Próximos pasos dentro del itinerario institucional
Tras recibir la aprobación, el expediente pasa a manos de las áreas operativas. FONAVIPO deberá entonces:
- Verificar y actualizar el censo de beneficiarios para asegurar que los 174 núcleos familiares identificados cumplan los criterios socioeconómicos y de residencia.
- Completar el proceso de desafectación registral, incorporando el predio como bien patrimonial apto para enajenación.
- Preparar y suscribir los documentos de transferencia, con inscripción en el registro correspondiente para que cada familia reciba su título de propiedad.
- Coordinar con municipalidades y empresas de servicios para facilitar, en lo posible, la regularización de conexiones y el acceso a programas de mejora de vivienda.
Para los residentes, resulta esencial mantenerse organizados, conservar al día su documentación personal, responder puntualmente a las convocatorias oficiales y evitar confiar en cualquier gestor que prometa “acelerar” trámites a cambio de dinero. La experiencia previa del barrio evidencia que la desesperación suele propiciar estafas; por eso, toda comunicación debe dirigirse únicamente a FONAVIPO o a las autoridades correspondientes.
Impactos esperados en el corto y mediano plazo
La titulación desencadena una serie de impactos. A corto plazo aporta calma, pues brinda la seguridad de que el hogar cuenta con un derecho plenamente reconocido. Con el tiempo, impulsa la inversión en mejoras esenciales —como pisos, techos y saneamiento— y contribuye a ordenar la estructura urbana, disminuyendo disputas por límites y favoreciendo la armonía entre vecinos. Asimismo, al formalizarse, los inmuebles pasan a integrarse en los sistemas de planificación y tributación, lo que permite elaborar políticas de infraestructura y servicios con mayor precisión.

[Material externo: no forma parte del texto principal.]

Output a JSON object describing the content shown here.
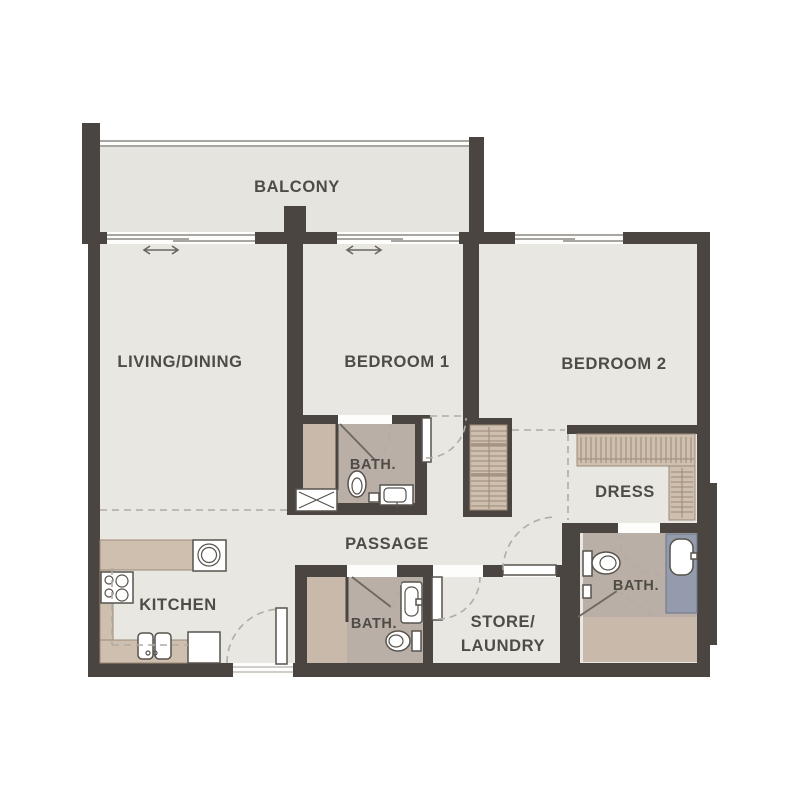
{
  "plan": {
    "type": "2-bedroom apartment floor plan",
    "rooms": {
      "balcony": {
        "label": "BALCONY"
      },
      "living_dining": {
        "label": "LIVING/DINING"
      },
      "bedroom_1": {
        "label": "BEDROOM 1"
      },
      "bedroom_2": {
        "label": "BEDROOM 2"
      },
      "bath_1": {
        "label": "BATH."
      },
      "passage": {
        "label": "PASSAGE"
      },
      "dress": {
        "label": "DRESS"
      },
      "kitchen": {
        "label": "KITCHEN"
      },
      "bath_2": {
        "label": "BATH."
      },
      "store_laundry": {
        "line1": "STORE/",
        "line2": "LAUNDRY"
      },
      "bath_3": {
        "label": "BATH."
      }
    },
    "colors": {
      "wall": "#4a4540",
      "floor": "#e9e7e2",
      "balcony_floor": "#e6e4df",
      "bath_floor": "#b9afa7",
      "wet_floor": "#c9b9ab",
      "cabinet": "#cfbfaf",
      "cabinet_line": "#9b8a79",
      "vanity": "#939bad",
      "outline": "#57534d",
      "dash": "#b2aca5",
      "window_line": "#8d8983",
      "label": "#4f4b46",
      "background": "#ffffff"
    },
    "fixtures": [
      "cooktop-4-burner",
      "washing-machine",
      "double-bowl-sink",
      "dishwasher",
      "kitchen-counter",
      "wardrobe",
      "shower-tray",
      "toilet",
      "wash-basin",
      "vanity-counter",
      "shower-screen",
      "door-swing",
      "sliding-door-arrow"
    ]
  }
}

Desde una perspectiva de ciudad, reciclar suelo sin función pública en vivienda regularizada permite densificar de manera más eficiente, evitando expansión descontrolada en periferias y preservando áreas con valor ambiental o con potencial para equipamientos colectivos. La clave está en que la regularización vaya acompañada de intervenciones graduales en espacio público, movilidad y seguridad, para que el barrio no solo tenga papeles, sino también condiciones dignas de habitabilidad.

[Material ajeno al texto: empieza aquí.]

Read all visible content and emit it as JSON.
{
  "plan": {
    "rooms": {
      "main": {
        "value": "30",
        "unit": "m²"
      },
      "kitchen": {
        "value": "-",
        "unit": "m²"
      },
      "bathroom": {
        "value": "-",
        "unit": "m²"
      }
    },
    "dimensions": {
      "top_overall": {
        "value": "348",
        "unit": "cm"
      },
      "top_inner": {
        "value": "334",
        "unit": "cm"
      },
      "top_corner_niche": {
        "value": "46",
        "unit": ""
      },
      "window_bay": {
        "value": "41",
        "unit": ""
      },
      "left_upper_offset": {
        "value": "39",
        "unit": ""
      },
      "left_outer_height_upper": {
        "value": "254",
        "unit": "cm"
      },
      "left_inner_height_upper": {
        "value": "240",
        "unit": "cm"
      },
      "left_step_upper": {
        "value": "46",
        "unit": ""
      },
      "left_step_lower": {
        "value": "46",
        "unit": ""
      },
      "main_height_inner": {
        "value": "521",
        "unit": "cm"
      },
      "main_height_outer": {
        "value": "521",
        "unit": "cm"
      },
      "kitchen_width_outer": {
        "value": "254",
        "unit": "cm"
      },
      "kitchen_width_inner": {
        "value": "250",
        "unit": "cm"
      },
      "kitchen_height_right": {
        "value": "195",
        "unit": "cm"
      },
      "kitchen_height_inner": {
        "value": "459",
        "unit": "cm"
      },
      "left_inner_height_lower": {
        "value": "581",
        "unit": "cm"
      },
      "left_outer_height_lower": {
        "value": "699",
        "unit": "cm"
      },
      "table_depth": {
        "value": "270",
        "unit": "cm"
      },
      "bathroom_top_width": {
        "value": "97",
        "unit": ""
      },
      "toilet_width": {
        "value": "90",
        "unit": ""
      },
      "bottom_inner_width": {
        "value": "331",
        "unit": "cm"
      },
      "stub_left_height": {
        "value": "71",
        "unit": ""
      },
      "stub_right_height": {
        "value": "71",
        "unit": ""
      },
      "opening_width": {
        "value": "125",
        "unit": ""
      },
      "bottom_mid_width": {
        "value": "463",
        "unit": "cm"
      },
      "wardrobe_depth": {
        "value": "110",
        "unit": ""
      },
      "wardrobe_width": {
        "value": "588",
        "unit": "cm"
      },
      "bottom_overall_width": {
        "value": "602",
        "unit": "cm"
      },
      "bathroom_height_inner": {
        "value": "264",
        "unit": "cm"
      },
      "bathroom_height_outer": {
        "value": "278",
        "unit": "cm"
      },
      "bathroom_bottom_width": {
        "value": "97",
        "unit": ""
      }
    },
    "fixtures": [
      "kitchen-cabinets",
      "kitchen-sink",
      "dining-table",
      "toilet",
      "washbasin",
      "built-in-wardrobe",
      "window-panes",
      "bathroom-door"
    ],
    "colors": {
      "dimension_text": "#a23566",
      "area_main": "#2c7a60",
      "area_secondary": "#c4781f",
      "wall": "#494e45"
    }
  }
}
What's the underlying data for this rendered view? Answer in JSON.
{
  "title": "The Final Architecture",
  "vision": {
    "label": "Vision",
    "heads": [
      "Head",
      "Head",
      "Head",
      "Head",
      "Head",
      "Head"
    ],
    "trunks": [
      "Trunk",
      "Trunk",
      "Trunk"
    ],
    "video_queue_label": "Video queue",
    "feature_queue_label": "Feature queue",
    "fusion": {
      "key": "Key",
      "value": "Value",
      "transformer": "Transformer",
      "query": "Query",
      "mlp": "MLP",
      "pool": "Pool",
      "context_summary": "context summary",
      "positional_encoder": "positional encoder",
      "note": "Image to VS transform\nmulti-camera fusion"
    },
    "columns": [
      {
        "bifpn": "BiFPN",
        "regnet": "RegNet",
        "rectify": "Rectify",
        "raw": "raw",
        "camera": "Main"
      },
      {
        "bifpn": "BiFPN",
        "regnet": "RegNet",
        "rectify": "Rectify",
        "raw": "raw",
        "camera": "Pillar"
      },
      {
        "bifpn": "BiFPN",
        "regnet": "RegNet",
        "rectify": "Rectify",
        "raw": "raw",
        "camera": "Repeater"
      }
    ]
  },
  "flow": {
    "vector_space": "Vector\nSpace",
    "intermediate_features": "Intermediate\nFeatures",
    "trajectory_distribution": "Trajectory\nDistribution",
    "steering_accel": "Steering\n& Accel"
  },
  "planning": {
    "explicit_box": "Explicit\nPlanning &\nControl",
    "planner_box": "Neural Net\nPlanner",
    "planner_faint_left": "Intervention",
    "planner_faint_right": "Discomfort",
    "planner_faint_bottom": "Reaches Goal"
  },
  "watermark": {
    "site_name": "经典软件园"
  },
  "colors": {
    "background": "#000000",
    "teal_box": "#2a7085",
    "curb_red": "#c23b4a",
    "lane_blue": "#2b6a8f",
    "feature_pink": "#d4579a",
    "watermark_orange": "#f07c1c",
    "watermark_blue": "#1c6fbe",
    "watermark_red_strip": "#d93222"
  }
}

Un avance significativo hacia mayor seguridad jurídica y un acceso digno a la vivienda
La aprobación del dictamen favorable N.º 29 representa un avance concreto hacia la inclusión jurídica de la comunidad 2 de Noviembre. No es el final del trayecto, pero sí el inicio de una etapa en la que los procedimientos tienen nombre, plazos y responsables. Si FONAVIPO y las demás entidades cumplen su parte, 174 familias podrán, por fin, sostener su proyecto de vida sobre un piso legal firme.

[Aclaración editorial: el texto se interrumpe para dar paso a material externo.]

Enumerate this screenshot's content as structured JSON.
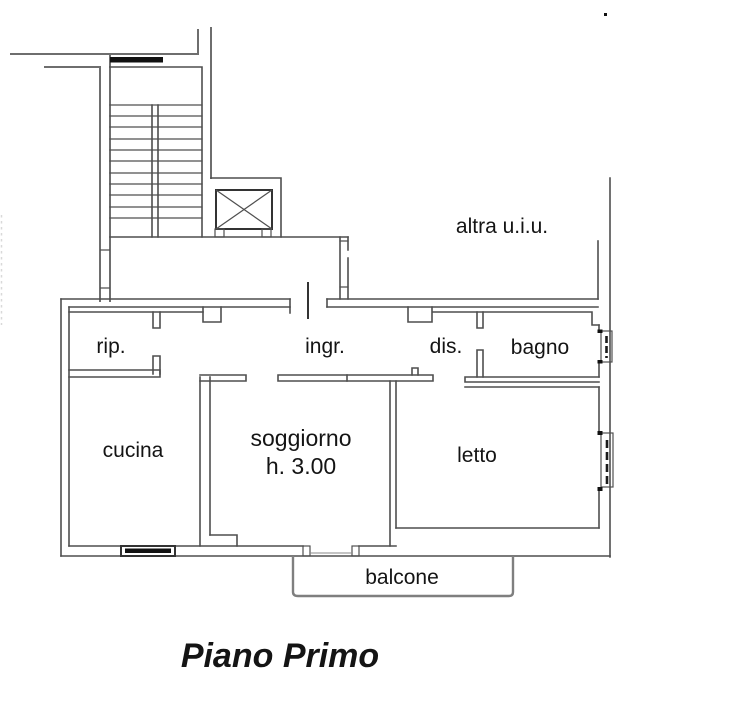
{
  "title": "Piano Primo",
  "plan": {
    "labels": {
      "storage": "rip.",
      "entrance": "ingr.",
      "hallway": "dis.",
      "bathroom": "bagno",
      "kitchen": "cucina",
      "living_room_line1": "soggiorno",
      "living_room_line2": "h. 3.00",
      "bedroom": "letto",
      "balcony": "balcone",
      "other_unit": "altra u.i.u."
    },
    "colors": {
      "wall": "#4f4f4f",
      "dark_elements": "#111111",
      "neighbor_walls": "#6e6e6e",
      "balcony_outline": "#7f7f7f",
      "text": "#141414",
      "background": "#ffffff"
    }
  }
}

El mensaje central resulta evidente: cuando el Estado reconoce situaciones ya consolidadas, respalda la factibilidad del suelo mediante estudios técnicos y organiza procesos de transferencia claros, disminuye la informalidad y se desinfla el negocio de la promesa engañosa. La comunidad 2 de Noviembre, surgida a inicios del milenio y marcada por largos periodos de incertidumbre, se encuentra ahora más próxima a cerrar esa etapa y a iniciar otra, con las escrituras en mano y la posibilidad real de forjar un futuro conforme a la norma.